On stage with Brigid tonight was her very accomplished band including Matt McGinn on guitar, John McCullough on keyboard and Gareth Hughes on bass. After a couple of tracks from the new album, including the uplifting ‘Turn and Face the Sun’, Brigid dedicated a song from an earlier record to her mum and aunts who were in the audience.

Several of tonight’s songs were co-written with Matt McGinn. ‘Refugees’ is a poignant and sensitive look at an emotive and topical issue. ‘Misunderstanding’ we are told was written after a period where she felt the planets were misaligned, the world was conspiring against her and she made matters even worse by sending the wrong text message to the wrong person. It was especially nice to hear Matt’s supporting vocals on these songs that he helped to pen.

After a very sassy rendition of ‘Don’t Make Me Go to Town‘, Brigid invited Ciara O’Neill back onto the stage to harmonise on the opening track of the new album, ‘Little Birds‘. Acapella on the album but for the distant strains of uilleann pipes played by her son, this version was beautifully simple and with the subject matter of children growing up and making their own way in the world, a moving one too.

A cover of John Prine’s ‘Angel from Montgomery’ was a real treat; a brave move considering the song was made famous by the stunning duet of Prine and the inimitable Bonnie Raitt. Brigid and Matt’s version didn’t disappoint. A fantastically lively version of another new song ‘Rumours’, had the audience’s feet tapping. In introducing the title track from Touchstone, Brigid told us about her time spent writing in Nashville. Though not always a positive experience she found, it did yield some great material, and this song romantically illustrates how even when her feet were in Nashville, her heart was always in Ireland.
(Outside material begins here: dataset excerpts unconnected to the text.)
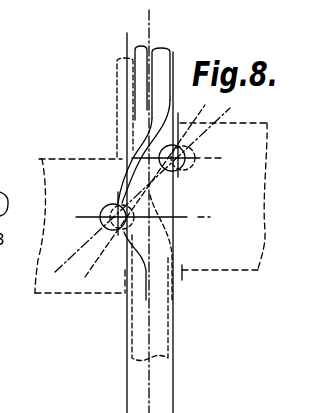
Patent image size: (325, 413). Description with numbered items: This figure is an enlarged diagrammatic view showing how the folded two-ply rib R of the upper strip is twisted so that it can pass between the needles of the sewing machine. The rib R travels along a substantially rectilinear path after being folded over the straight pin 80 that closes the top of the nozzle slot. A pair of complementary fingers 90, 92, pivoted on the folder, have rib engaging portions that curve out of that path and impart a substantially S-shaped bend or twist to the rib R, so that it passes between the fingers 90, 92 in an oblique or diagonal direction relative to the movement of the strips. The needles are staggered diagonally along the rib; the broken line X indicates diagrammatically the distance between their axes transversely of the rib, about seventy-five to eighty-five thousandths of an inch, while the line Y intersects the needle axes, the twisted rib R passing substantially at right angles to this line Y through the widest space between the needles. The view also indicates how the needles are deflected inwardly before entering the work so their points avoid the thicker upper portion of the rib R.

The straight pin or rod 80 is at (141, 51).
The finger 90 is at (70, 294).
The finger 92 is at (255, 235).
The broken line X is at (158, 219).
The line intersecting the axes of the needles Y is at (213, 130).
The two-ply rib R is at (162, 330).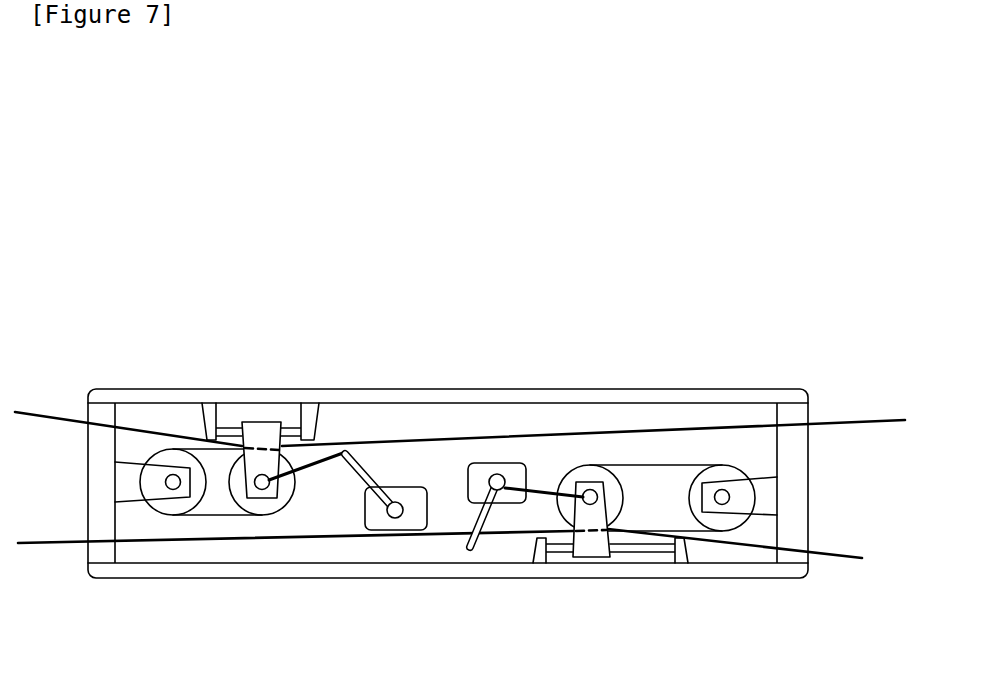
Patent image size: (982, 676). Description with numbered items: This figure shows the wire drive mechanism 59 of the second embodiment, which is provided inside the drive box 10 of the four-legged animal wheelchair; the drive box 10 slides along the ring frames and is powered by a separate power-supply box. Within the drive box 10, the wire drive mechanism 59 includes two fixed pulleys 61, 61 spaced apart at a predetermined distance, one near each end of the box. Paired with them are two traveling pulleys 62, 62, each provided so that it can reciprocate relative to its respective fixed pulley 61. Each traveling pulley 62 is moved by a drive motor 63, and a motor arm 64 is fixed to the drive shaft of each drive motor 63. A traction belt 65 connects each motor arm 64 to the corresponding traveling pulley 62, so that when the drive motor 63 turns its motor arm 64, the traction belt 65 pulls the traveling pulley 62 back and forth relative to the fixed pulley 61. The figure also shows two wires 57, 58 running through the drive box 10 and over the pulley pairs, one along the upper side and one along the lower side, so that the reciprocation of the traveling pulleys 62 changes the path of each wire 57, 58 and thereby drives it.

The drive box 10 is at (437, 389).
The first wire 57 is at (50, 417).
The second wire 58 is at (47, 545).
The wire drive mechanism 59 is at (145, 258).
The fixed pulley 61 is at (730, 465).
The traveling pulley 62 is at (595, 465).
The drive motor 63 is at (498, 463).
The motor arm 64 is at (362, 468).
The traction belt 65 is at (333, 458).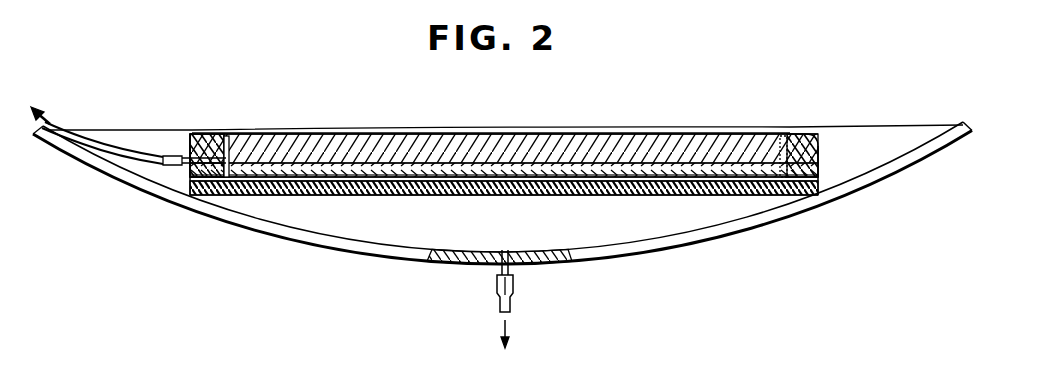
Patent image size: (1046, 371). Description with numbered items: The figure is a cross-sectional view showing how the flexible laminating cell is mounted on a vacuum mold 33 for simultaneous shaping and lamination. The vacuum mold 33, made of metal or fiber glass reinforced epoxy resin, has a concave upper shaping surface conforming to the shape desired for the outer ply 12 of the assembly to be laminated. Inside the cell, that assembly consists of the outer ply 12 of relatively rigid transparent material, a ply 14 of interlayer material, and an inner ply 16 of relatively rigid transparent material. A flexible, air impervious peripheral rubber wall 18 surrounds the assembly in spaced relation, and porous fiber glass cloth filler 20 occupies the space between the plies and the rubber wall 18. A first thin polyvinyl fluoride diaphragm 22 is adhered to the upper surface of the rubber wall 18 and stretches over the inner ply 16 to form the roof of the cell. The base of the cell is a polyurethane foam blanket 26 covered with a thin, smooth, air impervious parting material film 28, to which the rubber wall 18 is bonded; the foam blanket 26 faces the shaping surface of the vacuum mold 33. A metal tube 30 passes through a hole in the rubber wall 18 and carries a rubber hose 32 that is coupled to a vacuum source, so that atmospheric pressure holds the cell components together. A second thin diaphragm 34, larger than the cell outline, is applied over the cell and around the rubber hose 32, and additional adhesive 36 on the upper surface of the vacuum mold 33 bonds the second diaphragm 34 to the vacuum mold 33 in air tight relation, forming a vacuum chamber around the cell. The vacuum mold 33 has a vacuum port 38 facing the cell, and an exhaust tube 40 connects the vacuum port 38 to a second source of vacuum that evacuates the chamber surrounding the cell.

The outer ply of relatively rigid transparent material 12 is at (660, 172).
The ply of interlayer material 14 is at (332, 167).
The inner ply of relatively rigid transparent material 16 is at (357, 142).
The peripheral rubber wall 18 is at (212, 142).
The porous fiber glass cloth filler 20 is at (230, 137).
The first thin flexible air impervious diaphragm 22 is at (690, 133).
The polyurethane foam blanket 26 is at (402, 185).
The parting material film 28 is at (597, 178).
The metal tube 30 is at (185, 155).
The rubber hose 32 is at (60, 123).
The vacuum mold 33 is at (725, 231).
The second thin diaphragm 34 is at (852, 129).
The additional adhesive 36 is at (950, 127).
The vacuum port 38 is at (505, 250).
The exhaust tube 40 is at (512, 297).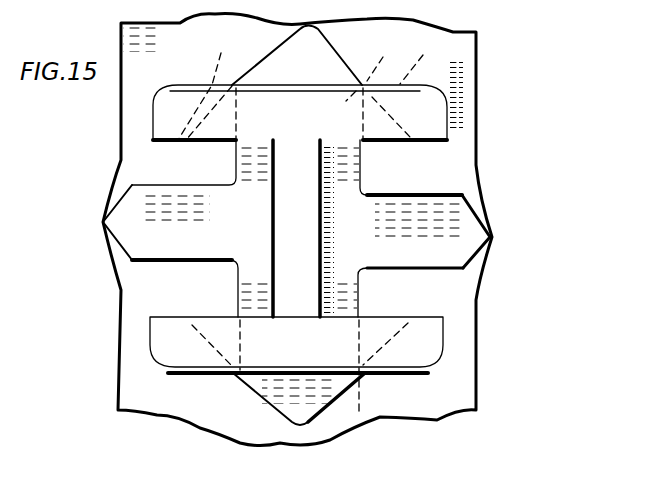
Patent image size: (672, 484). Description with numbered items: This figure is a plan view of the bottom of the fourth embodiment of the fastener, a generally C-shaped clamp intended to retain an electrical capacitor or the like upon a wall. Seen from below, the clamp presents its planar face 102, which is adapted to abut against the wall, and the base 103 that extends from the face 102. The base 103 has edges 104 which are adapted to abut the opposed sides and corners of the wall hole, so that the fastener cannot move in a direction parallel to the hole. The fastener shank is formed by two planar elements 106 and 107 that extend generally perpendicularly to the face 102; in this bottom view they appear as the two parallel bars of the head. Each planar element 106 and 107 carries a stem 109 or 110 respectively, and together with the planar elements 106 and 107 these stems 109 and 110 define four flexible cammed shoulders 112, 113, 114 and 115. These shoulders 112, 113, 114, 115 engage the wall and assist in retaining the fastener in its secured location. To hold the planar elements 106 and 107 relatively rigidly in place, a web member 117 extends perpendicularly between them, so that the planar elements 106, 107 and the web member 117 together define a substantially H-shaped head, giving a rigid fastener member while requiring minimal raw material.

‘Iron in Your Fire’ is a cracking song! Co-written with Gareth Dunlop it certainly has attitude. Bluesy and sexy, it’s the battle cry of a feisty woman who’s not prepared to be just another conquest. The lyrics promise, “I got the fuel to make the flame burn brighter, hotter than hell, make you melt”, while demanding, “If you want me I gotta be your only desire”. It may be an imagined scenario, but it reveals that this songstress definitely has a sassy side.
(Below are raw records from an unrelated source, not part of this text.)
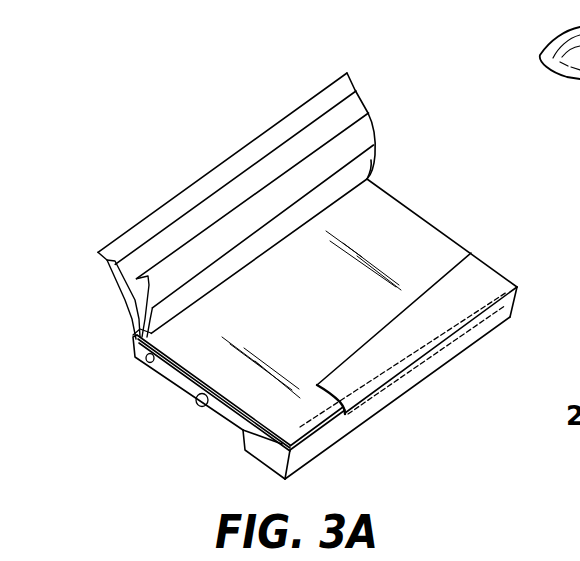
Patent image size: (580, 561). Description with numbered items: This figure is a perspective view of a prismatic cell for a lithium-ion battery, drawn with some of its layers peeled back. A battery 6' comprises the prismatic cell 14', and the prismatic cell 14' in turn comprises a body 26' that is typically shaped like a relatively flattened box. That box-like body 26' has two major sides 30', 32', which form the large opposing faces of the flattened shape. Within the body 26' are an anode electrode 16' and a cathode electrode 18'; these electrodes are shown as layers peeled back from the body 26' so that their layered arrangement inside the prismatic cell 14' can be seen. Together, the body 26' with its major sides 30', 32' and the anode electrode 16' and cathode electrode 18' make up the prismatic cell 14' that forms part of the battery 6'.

The battery 6' is at (310, 274).
The prismatic cell 14' is at (220, 202).
The anode electrode 16' is at (108, 295).
The cathode electrode 18' is at (217, 280).
The body 26' is at (327, 313).
The major side 30' is at (428, 327).
The major side 32' is at (397, 400).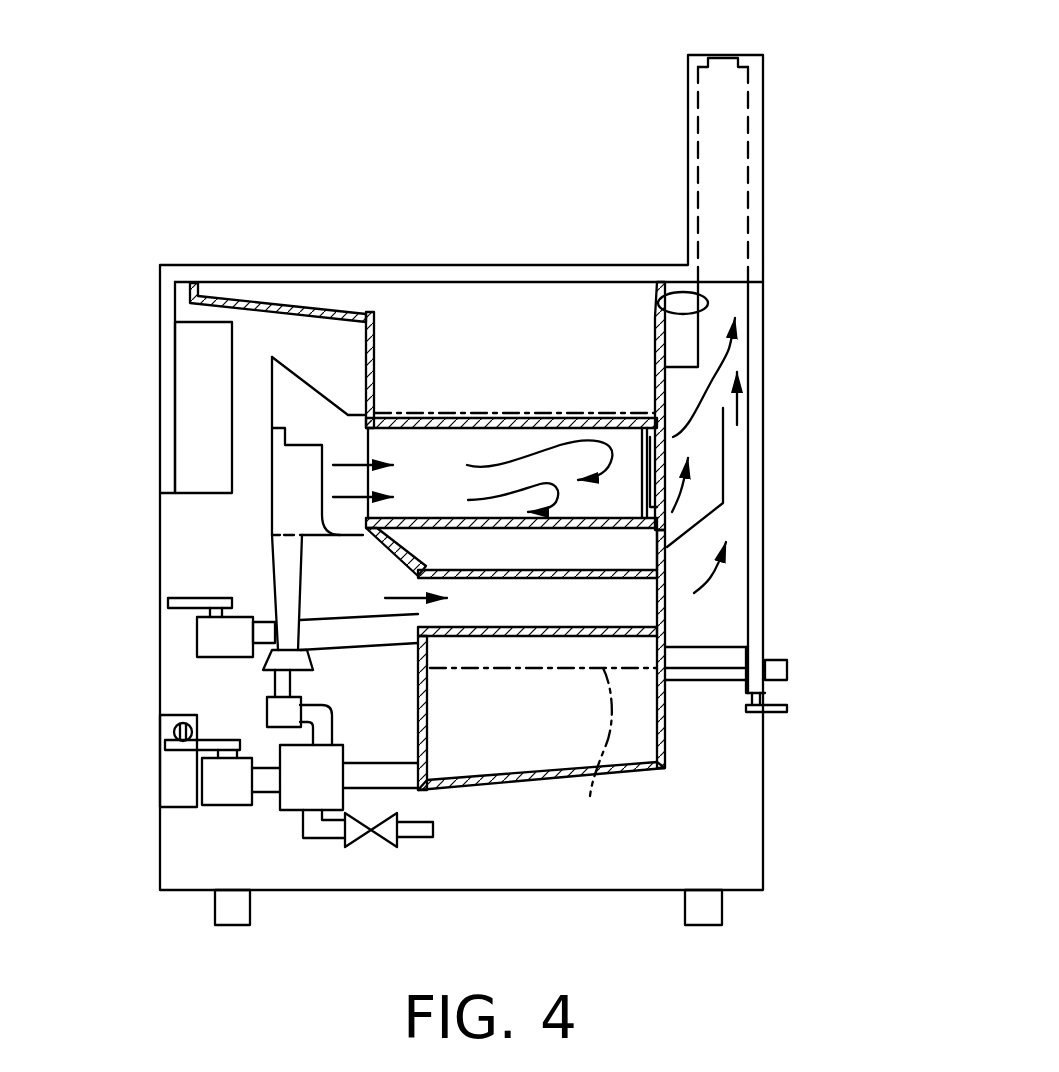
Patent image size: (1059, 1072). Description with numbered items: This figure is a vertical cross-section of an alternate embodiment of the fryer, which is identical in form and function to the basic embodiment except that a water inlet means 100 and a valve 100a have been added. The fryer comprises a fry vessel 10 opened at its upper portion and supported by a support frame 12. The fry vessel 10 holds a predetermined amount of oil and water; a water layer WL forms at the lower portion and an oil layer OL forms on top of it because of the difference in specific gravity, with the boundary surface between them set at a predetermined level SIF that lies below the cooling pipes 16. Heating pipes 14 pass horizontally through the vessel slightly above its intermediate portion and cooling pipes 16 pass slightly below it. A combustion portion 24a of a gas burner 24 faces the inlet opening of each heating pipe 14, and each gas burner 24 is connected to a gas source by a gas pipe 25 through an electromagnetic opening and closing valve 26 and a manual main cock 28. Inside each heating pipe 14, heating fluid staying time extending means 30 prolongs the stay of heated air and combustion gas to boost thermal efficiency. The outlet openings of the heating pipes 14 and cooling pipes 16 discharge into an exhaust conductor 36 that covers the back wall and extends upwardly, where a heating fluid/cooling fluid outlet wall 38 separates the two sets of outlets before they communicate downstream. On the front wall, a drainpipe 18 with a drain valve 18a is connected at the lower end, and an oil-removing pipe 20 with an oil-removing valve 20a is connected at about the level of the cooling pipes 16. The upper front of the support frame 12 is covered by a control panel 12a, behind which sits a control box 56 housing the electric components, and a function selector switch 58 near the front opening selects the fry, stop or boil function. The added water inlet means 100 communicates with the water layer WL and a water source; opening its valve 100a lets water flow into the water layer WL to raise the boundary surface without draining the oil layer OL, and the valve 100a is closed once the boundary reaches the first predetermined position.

The encore was ‘Arrivals and Departures’ followed by a raucous rendition of the Patty Loveless country classic ‘Wicked Ways‘. Virtuosic piano and guitar solos from John and Matt were a fantastic way to end the night.

Brigid O’Neill has proven herself to be a proficient song writer and a skilful performer and tonight’s show was a hit, so it looks like making that move from science to music was a wise decision. The tour continues throughout October and November and there are sure to be other exciting guest performers along the way.
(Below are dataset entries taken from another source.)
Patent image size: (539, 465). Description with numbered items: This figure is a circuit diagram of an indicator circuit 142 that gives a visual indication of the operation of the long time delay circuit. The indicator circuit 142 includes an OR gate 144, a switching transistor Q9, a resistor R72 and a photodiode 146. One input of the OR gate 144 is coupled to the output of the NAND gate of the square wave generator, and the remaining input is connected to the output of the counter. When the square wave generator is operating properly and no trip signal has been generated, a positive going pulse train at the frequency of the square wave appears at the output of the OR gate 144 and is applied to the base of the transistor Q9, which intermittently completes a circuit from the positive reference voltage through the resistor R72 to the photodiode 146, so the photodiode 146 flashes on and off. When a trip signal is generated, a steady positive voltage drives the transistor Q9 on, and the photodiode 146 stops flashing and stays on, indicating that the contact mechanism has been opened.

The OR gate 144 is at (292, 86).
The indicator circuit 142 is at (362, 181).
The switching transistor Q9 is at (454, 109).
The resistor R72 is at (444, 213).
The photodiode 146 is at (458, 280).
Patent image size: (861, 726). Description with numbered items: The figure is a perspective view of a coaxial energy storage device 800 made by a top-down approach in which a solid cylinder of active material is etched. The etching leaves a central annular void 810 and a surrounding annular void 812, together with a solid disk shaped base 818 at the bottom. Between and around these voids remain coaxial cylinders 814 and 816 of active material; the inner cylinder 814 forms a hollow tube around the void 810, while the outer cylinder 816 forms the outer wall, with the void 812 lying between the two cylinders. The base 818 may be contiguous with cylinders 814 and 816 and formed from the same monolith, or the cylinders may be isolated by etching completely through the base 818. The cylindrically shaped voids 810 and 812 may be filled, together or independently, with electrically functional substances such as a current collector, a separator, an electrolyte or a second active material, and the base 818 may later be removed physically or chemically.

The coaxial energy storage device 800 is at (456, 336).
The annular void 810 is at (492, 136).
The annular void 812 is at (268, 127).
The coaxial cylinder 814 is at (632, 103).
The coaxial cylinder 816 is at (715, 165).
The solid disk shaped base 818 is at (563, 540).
My tastes vary - live in concert I've seen (amongst others) Bob Dylan, The Cure, Morrissey, Johnny Marr (sadly never The Smiths), Van Morrison, David Byrne, Counting Crows, John Prine, Chris Smither, Erasure, They Might be Giants, The Verve, Ben Folds, Georgie Fame, Teddy Thompson, Martha Wainwright, Rufus Wainwright and Loudon Wainwright III. This decade, a lot more home grown talent, with the likes of Duke Special, Brian Kennedy, VerseChorusVerse, The Bonnevilles, Tony Villiers and the Villains, The Hardchargers, and The 4 of Us. Favourite gigs include Prince in Cork in 1990, Trip to Tipp ’91 & ’92, David Bowie’s Reality tour in 2003.